Cinematheque: L’Âge d’or (Buñuel, 1930)

What a first feature this is! I had a slack-jawed grin for almost the entire duration of Buñuel’s hilarious and absurd inaugural slap in the face of religion and the upper class (inaugural ‘feature-length’ slap, at least). While much of the symbolism in the film would hardly be extreme in recent contexts constructed by Antichrists and Holy Mountains, the structural graininess of pre-WWII celluloid intuitively evokes a slightly conservative viewing palette (Guy Maddin’s sense of humor capitalizes on this), and makes the radical nature of the film still potent today. Always ready for a good Jesus bashing, this film satisfies so many of my cynical urges: throwing clergyman out of second-floor windows, slapping careless women, and shooting bratty children dead in their steps. Luis Buñuel’s captial ‘S’ Surrealism is triumphantly and intelligently absurd, while faker ‘surreal’ filmmakers like Jean-Pierre Jeunet and Michel Gondry come across as insignificantly quirky in comparison.

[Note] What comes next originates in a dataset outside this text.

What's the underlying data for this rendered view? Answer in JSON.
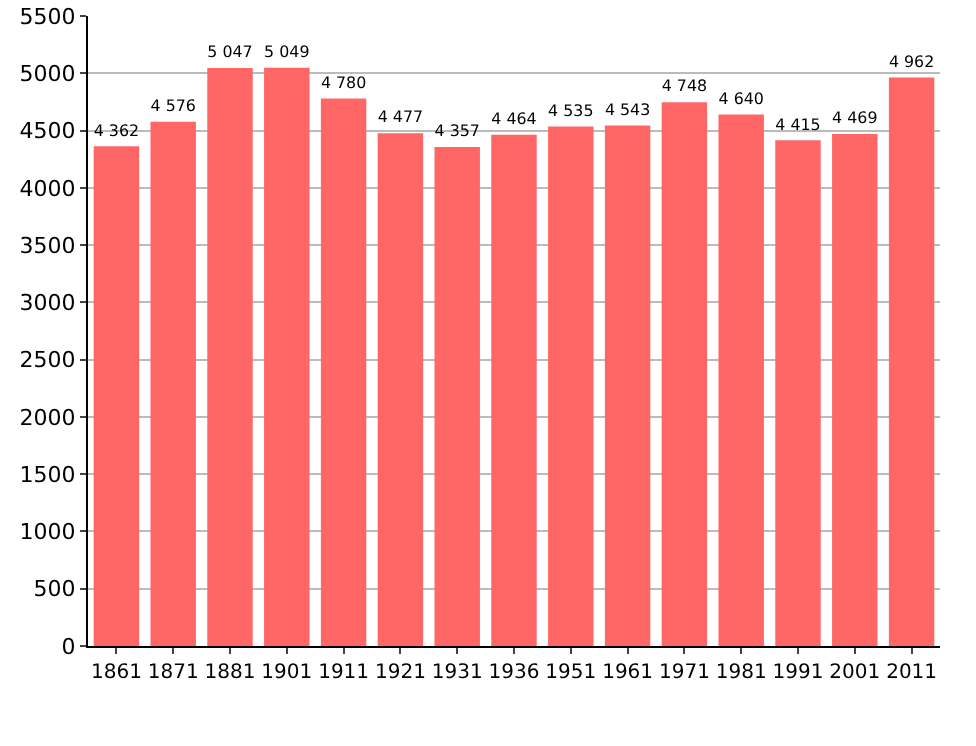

Offering up an interpretation of the film’s narrative and symbols not only seems unmanageable for anyone without a sturdy background in the founding ideologies of Surrealism, but unnecessary. More than Buñuel and Dalí’s prior, and similar, Un Chien Andalou, this film’s subtext is more viscerally accessible. The prologue explaining the behavioral nature of scorpions is just as much of a non sequitor as the cow in the bed or the burning kitchen, but they are intuitively linked to the goings-on in the film in ways that makes the film richer rather than obtuse, such as the cutting of the eye at the beginning of Andalou, which I cannot find purpose in other than as a memorable shock tactic (not to say that it is empty and meaningless, but that it is detached from the narrative thread, and can only be integrated through an academic interpretation).